The 3 months correlation between Ubiquiti and Fabrinet is 0.6. Overlapping area represents the amount of risk that can be diversified away by holding Ubiquiti Networks and Fabrinet in the same portfolio, assuming nothing else is changed. The correlation between historical prices or returns on Fabrinet and Ubiquiti Networks is a relative statistical measure of the degree to which these equity instruments tend to move together. The correlation coefficient measures the extent to which returns on Ubiquiti Networks are associated (or correlated) with Fabrinet. Values of the correlation coefficient range from -1 to +1, where. The correlation of zero (0) is possible when the price movement of Fabrinet has no effect on the direction of Ubiquiti Networks i.e., Ubiquiti Networks and Fabrinet go up and down completely randomly.

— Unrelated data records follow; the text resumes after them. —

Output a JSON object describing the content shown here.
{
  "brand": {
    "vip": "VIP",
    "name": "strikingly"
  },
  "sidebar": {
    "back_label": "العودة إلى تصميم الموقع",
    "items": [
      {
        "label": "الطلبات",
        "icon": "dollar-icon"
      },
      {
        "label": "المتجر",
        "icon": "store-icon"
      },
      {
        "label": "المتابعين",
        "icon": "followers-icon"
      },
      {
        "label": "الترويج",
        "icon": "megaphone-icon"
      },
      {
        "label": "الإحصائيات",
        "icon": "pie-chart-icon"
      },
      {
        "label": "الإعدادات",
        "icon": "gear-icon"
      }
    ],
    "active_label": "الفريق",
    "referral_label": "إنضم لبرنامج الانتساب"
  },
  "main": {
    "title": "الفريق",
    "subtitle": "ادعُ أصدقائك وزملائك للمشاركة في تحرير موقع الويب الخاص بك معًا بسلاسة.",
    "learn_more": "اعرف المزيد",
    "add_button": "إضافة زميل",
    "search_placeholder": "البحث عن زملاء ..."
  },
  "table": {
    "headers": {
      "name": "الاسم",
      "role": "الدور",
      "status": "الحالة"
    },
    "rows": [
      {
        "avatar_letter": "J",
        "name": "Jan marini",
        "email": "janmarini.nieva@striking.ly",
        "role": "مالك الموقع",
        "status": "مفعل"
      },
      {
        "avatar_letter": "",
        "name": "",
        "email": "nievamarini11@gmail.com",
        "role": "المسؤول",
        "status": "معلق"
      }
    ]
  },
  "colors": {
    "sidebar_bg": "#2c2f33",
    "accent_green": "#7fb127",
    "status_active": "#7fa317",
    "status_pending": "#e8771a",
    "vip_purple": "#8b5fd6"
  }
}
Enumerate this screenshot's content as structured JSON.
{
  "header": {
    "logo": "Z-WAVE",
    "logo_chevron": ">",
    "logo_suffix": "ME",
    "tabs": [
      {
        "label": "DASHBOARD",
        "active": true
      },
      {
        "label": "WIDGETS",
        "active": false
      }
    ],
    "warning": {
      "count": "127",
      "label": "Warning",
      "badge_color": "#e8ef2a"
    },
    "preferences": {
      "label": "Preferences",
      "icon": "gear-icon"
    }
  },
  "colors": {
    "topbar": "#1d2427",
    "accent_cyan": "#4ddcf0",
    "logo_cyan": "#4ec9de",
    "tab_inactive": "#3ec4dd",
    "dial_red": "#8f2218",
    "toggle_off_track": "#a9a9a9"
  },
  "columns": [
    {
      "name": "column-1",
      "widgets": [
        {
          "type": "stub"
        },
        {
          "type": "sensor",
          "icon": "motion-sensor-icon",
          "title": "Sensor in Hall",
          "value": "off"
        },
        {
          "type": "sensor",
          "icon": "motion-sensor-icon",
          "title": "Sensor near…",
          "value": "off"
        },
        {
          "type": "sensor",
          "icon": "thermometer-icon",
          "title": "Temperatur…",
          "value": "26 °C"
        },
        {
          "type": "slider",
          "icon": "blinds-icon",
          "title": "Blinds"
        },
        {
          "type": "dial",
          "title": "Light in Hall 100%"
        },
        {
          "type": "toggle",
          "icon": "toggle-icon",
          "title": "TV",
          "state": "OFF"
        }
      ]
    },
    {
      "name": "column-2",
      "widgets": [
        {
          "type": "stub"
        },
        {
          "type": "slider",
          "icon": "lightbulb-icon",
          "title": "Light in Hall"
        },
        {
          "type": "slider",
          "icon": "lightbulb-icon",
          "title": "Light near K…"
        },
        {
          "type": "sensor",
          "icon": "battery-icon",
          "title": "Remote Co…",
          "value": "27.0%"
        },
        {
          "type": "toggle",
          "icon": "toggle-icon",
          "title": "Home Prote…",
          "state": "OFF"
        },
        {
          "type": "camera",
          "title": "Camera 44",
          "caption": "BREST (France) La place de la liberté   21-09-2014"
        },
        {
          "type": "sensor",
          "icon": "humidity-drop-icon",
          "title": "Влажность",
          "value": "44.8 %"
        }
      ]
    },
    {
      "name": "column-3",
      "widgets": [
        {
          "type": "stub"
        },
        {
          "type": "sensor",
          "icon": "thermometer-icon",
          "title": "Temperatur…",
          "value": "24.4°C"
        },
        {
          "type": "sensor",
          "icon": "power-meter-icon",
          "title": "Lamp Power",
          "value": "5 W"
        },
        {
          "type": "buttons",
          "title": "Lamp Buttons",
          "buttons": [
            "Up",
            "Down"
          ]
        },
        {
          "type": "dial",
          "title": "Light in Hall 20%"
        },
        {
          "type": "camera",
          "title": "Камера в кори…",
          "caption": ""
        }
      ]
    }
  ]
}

Pair Corralation between Ubiquiti Networks and Fabrinet

Allowing for the 90-day total investment horizon Ubiquiti Networks is expected to generate 1.21 times more return on investment than Fabrinet. However, Ubiquiti Networks is 1.21 times more volatile than Fabrinet. It trades about -0.11 of its potential returns per unit of risk. Fabrinet is currently generating about -0.15 per unit of risk. If you would invest  11,585  in Ubiquiti Networks on January 28, 2024 and sell it today you would lose (755.00) from holding Ubiquiti Networks or give up 6.52% of portfolio value over 90 days.
Time Period3 Months [change]
DirectionMoves Together 
StrengthSignificant
Accuracy100.0%
ValuesDaily Returns

Ubiquiti Networks  vs.  Fabrinet

 Performance 
       Timeline  
Ubiquiti Networks 

Risk-Adjusted Performance

0 of 100

 
Weak
 
Strong
Very Weak
Over the last 90 days Ubiquiti Networks has generated negative risk-adjusted returns adding no value to investors with long positions. Despite unfluctuating performance in the last few months, the Stock's forward indicators remain fairly strong which may send shares a bit higher in May 2024. The recent confusion may also be a sign of long-lasting up-swing for the firm traders.
Fabrinet 

Risk-Adjusted Performance

0 of 100

 
Weak
 
Strong
Very Weak
Over the last 90 days Fabrinet has generated negative risk-adjusted returns adding no value to investors with long positions. In spite of weak performance in the last few months, the Stock's basic indicators remain very healthy which may send shares a bit higher in May 2024. The recent disarray may also be a sign of long period up-swing for the firm investors.

Ubiquiti Networks and Fabrinet Volatility Contrast

   Predicted Return Density   
       Returns  

Pair Trading with Ubiquiti Networks and Fabrinet

The main advantage of trading using opposite Ubiquiti Networks and Fabrinet positions is that it hedges away some unsystematic risk. Because of two separate transactions, even if Ubiquiti Networks position performs unexpectedly, Fabrinet can make up some of the losses. Pair trading also minimizes risk from directional movements in the market. For example, if an entire industry or sector drops because of unexpected headlines, the short position in Fabrinet will offset losses from the drop in Fabrinet's long position.
The idea behind Ubiquiti Networks and Fabrinet pairs trading is to make the combined position market-neutral, meaning the overall market's direction will not affect its win or loss (or potential downside or upside). This can be achieved by designing a pairs trade with two highly correlated stocks or equities that operate in a similar space or sector, making it possible to obtain profits through simple and relatively low-risk investment.
Check out your portfolio center.
Note that this page's information should be used as a complementary analysis to find the right mix of equity instruments to add to your existing portfolios or create a brand new portfolio. You can also try the Portfolio Suggestion module to get suggestions outside of your existing asset allocation including your own model portfolios.